On 4/26/2015 1:18 AM, LizR wrote:
On 26 April 2015 at 13:07, meekerdb <[email protected] <mailto:[email protected]>>
wrote:
Nonsense. He was in poor health and he had long suffered drastic swings in mood.
Today he would be diagnosed as bipolar. He also had reason to be depressed because
his ideas were rejected on the Continent. They were considered crazy
because it was
obviously impossible to derive irreversible processes from reversible
physics.
This was correct.
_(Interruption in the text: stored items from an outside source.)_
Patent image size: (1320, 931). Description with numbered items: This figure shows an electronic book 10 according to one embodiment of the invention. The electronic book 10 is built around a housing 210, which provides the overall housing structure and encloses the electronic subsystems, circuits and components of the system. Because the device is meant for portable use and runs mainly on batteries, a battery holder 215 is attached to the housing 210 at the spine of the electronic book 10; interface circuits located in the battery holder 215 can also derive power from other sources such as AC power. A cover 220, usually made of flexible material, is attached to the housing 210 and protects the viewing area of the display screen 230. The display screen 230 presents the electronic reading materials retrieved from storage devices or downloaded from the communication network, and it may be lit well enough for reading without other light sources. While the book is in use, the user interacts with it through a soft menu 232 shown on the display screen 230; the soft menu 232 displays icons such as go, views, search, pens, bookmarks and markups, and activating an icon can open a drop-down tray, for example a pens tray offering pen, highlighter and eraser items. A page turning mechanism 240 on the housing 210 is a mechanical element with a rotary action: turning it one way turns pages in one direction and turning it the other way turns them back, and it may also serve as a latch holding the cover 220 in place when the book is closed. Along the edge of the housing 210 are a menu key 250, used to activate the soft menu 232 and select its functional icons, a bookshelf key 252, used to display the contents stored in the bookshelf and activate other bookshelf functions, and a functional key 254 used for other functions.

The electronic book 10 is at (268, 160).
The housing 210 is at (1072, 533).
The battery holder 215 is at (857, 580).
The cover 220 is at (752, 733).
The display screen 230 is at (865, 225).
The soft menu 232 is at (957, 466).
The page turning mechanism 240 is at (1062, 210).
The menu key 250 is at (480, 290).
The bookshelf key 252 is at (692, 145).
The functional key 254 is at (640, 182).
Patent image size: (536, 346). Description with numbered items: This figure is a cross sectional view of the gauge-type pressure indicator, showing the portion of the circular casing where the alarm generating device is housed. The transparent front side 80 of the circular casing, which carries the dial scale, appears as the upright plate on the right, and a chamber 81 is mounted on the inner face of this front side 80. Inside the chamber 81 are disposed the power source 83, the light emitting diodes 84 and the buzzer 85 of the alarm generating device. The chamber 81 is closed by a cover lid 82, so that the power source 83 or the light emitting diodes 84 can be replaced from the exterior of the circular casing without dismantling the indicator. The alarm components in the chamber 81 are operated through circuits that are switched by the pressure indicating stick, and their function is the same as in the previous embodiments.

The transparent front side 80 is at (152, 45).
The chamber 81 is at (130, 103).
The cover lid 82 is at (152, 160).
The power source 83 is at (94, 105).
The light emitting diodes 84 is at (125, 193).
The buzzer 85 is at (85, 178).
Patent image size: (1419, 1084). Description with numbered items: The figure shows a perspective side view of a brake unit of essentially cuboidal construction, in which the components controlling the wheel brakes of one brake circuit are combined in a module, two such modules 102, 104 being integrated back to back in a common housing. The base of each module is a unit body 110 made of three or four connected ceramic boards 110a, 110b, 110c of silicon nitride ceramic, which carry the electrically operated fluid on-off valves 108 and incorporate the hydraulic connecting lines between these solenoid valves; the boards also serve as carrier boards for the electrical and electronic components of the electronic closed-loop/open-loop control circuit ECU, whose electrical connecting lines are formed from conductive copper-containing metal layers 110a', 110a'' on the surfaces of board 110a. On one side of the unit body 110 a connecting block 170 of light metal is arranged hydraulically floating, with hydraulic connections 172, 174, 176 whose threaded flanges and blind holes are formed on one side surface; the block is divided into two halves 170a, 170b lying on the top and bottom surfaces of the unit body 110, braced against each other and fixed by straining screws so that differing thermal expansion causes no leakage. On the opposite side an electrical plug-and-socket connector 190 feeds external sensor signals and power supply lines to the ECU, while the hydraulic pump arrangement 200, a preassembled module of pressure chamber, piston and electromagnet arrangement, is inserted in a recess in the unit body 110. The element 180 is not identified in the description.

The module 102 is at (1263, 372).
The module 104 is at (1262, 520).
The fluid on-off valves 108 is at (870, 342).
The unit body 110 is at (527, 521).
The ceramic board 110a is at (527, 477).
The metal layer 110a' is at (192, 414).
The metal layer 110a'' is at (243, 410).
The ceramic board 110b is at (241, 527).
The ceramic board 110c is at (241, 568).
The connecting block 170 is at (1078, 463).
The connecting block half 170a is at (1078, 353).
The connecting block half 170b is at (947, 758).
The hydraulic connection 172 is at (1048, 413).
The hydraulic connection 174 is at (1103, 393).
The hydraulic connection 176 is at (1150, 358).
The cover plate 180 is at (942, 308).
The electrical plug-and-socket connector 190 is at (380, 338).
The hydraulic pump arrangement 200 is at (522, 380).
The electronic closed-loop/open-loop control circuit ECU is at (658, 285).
Boltzmann smuggled the arrow of time into his calculations via an
assumption concerning whether their velocities were correlated or independent (I forget
the details, but Huw Price explained it very neatly so even I got it, at least at the
time). However, that wasn't a reason to "throw out the baby with the bathwater" -
thermodynamics still works, of course, if you can get a system into a low entropy state
to start with.
Boltzmann's assumption of uncorreleated velocities worked and he got the thermodynamics of
an ideal gas from stat mech precisely because thermodynamics described gases in terms of
pressure and temperature, a description which ignored those correlations. His great
contribution was to see that entropy was the measure of microscopic degrees of freedom
relative to which macroscopic constraints were assumed. If he'd only lived a few more
years he would have seen his ideas vindicated by Planck's application to black body radiation.